The actors are pretty much across-the-board terrific. Downey comes on screen already owning the Iron Man character; he needs no further praise from me. What’s surprising is how well he does working with others this time around, and how easily the others match his level. Evans shows the same charisma he displayed in last year’s Captain America, as does Hemsworth from Thor. Hiddleston, now shuttled into a more eye-catching leading villain role, is a worthy adversary, and he does a smart thing in keeping his performance the right mix of light and dark: wryly vinctive, you might say. But the film’s MVP is most assuredly Ruffalo as Bruce Banner, who together with the CGI creates the very best Hulk seen yet on film. And the two performances are perfectly in sync, for once: Ruffalo steals scenes as Banner, and the CGI Hulk frequently does the same when the comic-book action hits the fan.

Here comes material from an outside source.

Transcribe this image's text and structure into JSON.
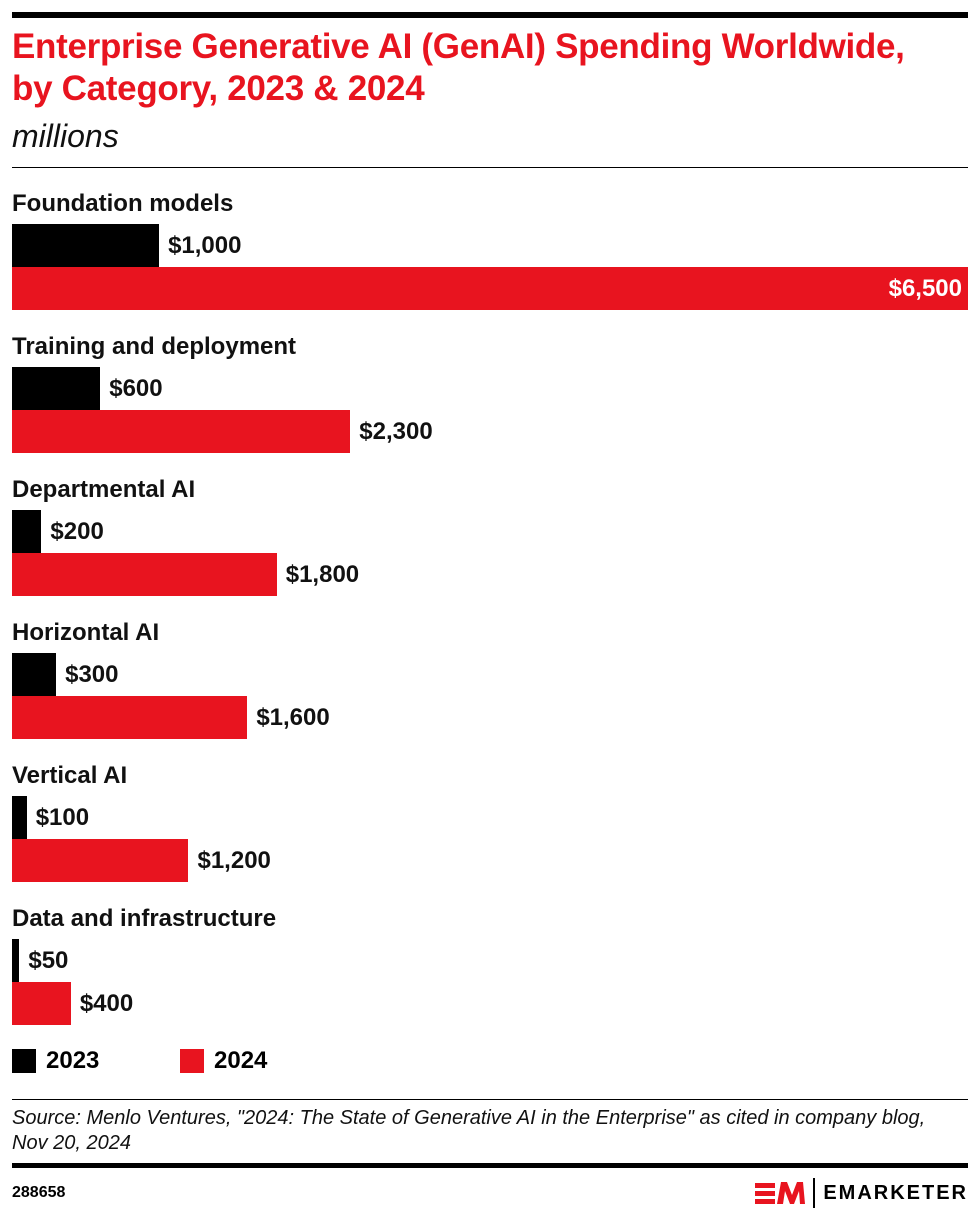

Marvel’s experiment to release five movies that came to pay off in one super-movie was a gutsy play. It must have been trying. Was it worth it? Four years build-up to this? I can answer without hesitation. Yes. A thousand times yes. The Avengers is not just terrific entertainment, but it’s perfect. Not a perfect movie per se, but a perfect summer movie: joyful, inventive, fun and wonderfully energetic. As a superhero pic, it’s tremendous, and best of all has an enormously broad appeal, even to those who would never ever touch a comic book. You’ve got to hand it to Joss Whedon. At the end of the day, he makes being a geek feel…well, just plain super.
NOTES: There are two end-credits surprises. The first guarantees an Avengers 2. The second…you must wait till the very end to see. Yes, it is worth it. Also, keep your eyes peeled for one or two cameos.
Who gets the funniest line? I expect much debate about this. For my money, it’s…surprisingly…Agent Phil Coulson. Yes, his name is Phil.